12. En troisième lieu, si les sociétés requérantes se prévalent, d’une part, de la situation des « stations dotées de systèmes de recyclage », elles ne précisent pas de quel système il s’agit. S’il est question d’un recyclage de l’eau supérieur ou égal à 70 %, l’arrêté attaqué prévoit la possibilité pour les stations concernées de continuer à proposer un programme de lavage pour les rouleaux ne dépassant pas 100 litres. Il n’est pas établi que l’interdiction des autres programmes de lavage serait disproportionnée à l’objectif de préservation de la ressource en eau pendant la période de crise sécheresse sur la zone en cause. S’il s’agit d’un dispositif de recyclage inférieur à 70 %, il n’est pas davantage démontré, ainsi qu’il a été dit au point précédent, que l’interdiction de toute activité serait disproportionnée au but recherché. D’autre part, si les requérantes soutiennent que les stations non dotées d’un système de recyclage sont munies de dispositifs économes en eau tels que pistes équipées de lance à haute pression et au moins un portique programmé suivant un mode économique, il ne ressort pas des pièces du dossier que de tels équipements permettraient de diminuer l’usage de l’eau au point de regarder leur interdiction en période de crise comme disproportionnée. Dans ces conditions, le moyen tiré du caractère disproportionné des restrictions posées par l’arrêté attaqué doit être écarté.

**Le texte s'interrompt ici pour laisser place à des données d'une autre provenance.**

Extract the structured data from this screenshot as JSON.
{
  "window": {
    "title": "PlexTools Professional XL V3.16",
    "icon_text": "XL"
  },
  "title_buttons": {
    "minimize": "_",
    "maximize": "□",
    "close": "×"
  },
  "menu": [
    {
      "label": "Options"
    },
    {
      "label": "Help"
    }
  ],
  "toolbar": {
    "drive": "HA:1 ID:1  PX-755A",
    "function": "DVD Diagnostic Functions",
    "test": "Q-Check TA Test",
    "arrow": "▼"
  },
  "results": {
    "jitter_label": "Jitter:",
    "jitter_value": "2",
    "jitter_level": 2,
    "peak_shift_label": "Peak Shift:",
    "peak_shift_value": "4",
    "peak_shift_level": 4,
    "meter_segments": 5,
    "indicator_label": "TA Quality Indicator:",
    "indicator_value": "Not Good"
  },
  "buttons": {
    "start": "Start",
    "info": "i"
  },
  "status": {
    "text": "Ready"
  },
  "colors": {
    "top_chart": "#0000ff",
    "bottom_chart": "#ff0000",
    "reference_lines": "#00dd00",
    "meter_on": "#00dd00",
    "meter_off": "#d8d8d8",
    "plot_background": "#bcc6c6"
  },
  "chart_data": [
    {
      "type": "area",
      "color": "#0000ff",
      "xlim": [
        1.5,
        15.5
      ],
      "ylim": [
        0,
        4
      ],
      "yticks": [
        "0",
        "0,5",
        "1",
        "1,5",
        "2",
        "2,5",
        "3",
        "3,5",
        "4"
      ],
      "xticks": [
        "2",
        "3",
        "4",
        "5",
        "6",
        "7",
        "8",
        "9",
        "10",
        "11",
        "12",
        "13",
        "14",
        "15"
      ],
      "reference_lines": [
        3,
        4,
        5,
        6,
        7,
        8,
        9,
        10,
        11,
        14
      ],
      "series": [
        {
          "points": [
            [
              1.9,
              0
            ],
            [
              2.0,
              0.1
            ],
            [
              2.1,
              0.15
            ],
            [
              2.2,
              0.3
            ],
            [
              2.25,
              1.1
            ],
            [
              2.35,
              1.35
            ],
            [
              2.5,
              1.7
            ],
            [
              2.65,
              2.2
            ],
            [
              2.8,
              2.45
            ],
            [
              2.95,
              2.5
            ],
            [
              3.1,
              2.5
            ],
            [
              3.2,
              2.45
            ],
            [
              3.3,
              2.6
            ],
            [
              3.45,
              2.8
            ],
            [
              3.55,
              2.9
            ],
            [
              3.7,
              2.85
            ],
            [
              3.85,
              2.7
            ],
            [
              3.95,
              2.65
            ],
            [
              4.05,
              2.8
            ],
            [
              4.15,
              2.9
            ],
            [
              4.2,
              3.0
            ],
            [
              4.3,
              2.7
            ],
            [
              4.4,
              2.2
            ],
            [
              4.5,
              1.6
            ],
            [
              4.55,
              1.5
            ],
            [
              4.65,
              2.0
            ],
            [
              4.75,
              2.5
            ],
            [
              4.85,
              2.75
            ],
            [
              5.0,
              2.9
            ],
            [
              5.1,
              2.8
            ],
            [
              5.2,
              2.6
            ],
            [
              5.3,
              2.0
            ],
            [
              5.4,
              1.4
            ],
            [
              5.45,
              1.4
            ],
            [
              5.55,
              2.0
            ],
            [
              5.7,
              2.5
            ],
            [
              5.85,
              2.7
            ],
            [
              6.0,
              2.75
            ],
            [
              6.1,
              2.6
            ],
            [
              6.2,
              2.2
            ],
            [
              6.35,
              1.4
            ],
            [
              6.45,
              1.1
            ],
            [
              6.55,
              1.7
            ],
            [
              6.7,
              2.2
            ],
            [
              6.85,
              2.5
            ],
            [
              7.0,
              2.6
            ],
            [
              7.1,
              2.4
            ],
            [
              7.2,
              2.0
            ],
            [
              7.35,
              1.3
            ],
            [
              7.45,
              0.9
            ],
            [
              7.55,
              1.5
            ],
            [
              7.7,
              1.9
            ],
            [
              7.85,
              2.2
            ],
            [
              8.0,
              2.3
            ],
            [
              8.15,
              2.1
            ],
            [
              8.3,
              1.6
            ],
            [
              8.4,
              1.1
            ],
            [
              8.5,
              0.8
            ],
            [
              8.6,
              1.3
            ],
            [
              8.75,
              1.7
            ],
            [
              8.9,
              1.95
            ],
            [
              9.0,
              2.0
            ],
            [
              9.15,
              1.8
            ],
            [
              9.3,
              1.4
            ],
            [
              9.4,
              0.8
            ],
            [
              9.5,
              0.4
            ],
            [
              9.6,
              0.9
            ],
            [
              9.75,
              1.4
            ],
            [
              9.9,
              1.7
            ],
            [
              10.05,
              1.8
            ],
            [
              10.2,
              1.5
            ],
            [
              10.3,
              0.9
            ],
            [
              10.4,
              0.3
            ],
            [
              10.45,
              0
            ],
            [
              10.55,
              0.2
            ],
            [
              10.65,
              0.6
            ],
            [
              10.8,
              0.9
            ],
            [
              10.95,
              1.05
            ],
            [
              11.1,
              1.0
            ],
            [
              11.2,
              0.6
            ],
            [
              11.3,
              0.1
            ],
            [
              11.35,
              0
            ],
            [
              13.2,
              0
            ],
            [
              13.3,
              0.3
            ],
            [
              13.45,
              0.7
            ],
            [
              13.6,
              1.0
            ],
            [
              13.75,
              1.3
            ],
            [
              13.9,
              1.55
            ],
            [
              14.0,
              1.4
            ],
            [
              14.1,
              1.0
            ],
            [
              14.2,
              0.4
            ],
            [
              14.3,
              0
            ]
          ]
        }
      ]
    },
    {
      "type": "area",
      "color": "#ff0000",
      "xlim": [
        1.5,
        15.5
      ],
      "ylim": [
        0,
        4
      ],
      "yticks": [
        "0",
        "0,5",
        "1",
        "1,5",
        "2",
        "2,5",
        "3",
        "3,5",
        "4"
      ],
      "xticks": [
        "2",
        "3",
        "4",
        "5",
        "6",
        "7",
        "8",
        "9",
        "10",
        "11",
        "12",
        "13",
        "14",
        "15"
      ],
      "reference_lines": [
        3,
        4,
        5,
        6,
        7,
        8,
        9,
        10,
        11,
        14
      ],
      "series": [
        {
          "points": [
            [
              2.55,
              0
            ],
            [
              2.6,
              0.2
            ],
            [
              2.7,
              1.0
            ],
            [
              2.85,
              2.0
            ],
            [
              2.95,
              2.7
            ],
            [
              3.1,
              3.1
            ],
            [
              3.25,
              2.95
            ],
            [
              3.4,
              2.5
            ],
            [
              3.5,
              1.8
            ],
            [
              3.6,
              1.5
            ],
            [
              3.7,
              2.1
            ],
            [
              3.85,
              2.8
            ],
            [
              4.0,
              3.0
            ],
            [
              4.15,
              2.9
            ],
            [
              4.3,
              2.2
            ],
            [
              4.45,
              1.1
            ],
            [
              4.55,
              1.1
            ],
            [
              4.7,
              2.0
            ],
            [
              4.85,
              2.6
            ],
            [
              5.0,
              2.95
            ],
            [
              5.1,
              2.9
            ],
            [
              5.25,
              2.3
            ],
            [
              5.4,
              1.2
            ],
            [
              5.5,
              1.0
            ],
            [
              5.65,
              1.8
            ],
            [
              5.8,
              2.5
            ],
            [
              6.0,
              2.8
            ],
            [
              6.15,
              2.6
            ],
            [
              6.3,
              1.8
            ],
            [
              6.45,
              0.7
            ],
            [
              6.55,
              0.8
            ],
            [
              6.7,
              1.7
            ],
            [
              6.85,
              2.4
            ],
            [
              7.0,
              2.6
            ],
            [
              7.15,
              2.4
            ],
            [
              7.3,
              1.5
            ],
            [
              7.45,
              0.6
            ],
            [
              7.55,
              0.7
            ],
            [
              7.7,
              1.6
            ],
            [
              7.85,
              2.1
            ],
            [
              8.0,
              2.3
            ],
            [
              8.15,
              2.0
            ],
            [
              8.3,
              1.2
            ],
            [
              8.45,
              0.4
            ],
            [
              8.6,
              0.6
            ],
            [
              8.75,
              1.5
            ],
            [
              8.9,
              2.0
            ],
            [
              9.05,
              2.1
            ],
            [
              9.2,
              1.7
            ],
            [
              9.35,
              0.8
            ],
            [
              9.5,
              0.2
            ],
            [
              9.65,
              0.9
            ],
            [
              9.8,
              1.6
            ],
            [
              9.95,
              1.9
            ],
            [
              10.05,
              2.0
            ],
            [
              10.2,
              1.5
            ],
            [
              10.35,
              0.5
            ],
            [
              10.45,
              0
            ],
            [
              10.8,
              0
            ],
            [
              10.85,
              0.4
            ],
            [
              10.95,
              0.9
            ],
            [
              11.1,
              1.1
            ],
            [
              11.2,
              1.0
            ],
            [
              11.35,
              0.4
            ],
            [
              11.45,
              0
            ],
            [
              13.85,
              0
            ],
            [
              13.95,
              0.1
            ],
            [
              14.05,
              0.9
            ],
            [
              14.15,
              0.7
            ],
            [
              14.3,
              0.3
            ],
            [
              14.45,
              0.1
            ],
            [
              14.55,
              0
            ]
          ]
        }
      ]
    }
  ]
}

13. En quatrième lieu, dès lors que l’exercice de pouvoirs de police administrative est susceptible d’affecter des activités de production, de distribution ou de services, la circonstance que les mesures de police ont pour objectif la protection de l’ordre public ou, dans certains cas, la sauvegarde des intérêts spécifiques que l’administration a pour mission de protéger ou de garantir n’exonère pas l’autorité investie de ces pouvoirs de police de l’obligation de prendre en compte également la liberté du commerce et de l’industrie et les règles de concurrence. Il appartient au juge de l’excès de pouvoir d’apprécier la légalité de ces mesures de police administrative en recherchant si elles ont été prises compte tenu de l’ensemble de ces objectifs et de ces règles et si elles en ont fait, en les combinant, une exacte application.
14. L’arrêté attaqué n’interdit pas toute activité des stations de lavage de véhicules automobiles puisqu’il autorise celles qui sont équipées d’un dispositif de recyclage à 70 % à exercer un programme de lavage pour les rouleaux ne dépassant pas 100 litres. Cette mesure tend à concilier l’objectif de préservation de la ressource en eau face à la crise de sécheresse avec les intérêts des centres de lavage. Les requérantes ne sont donc pas fondées à soutenir que le lavage professionnel de véhicules serait soumis à une interdiction totale d’activité constitutive d’une rupture d’égalité par rapport aux autres secteurs économiques concernés par les restrictions d’eau. De plus, l’interdiction d’activité imposée aux stations dépourvues d’un dispositif de recyclage à 70 % est limitée à la période du 17 août au 15 octobre 2023. Si les requérantes font valoir que l’Etat n’a institué aucune aide financière directe ou indirecte pour compenser même partiellement la perte d’exploitation alors que celle-ci n’est pas garantie par les organismes d’assurance, elles ne fournissent aucun élément chiffré permettant d’évaluer le montant de cette perte par rapport au chiffre d’affaires annuel des entreprises concernées et son impact sur leur activité. Dans ces conditions, il ne ressort pas des pièces du dossier que le préfet du Var ait commis une atteinte disproportionnée à la liberté du commerce et de l’industrie et à la liberté d’entreprendre en prenant de telles mesures afin de préserver les usages prioritaires de l’eau.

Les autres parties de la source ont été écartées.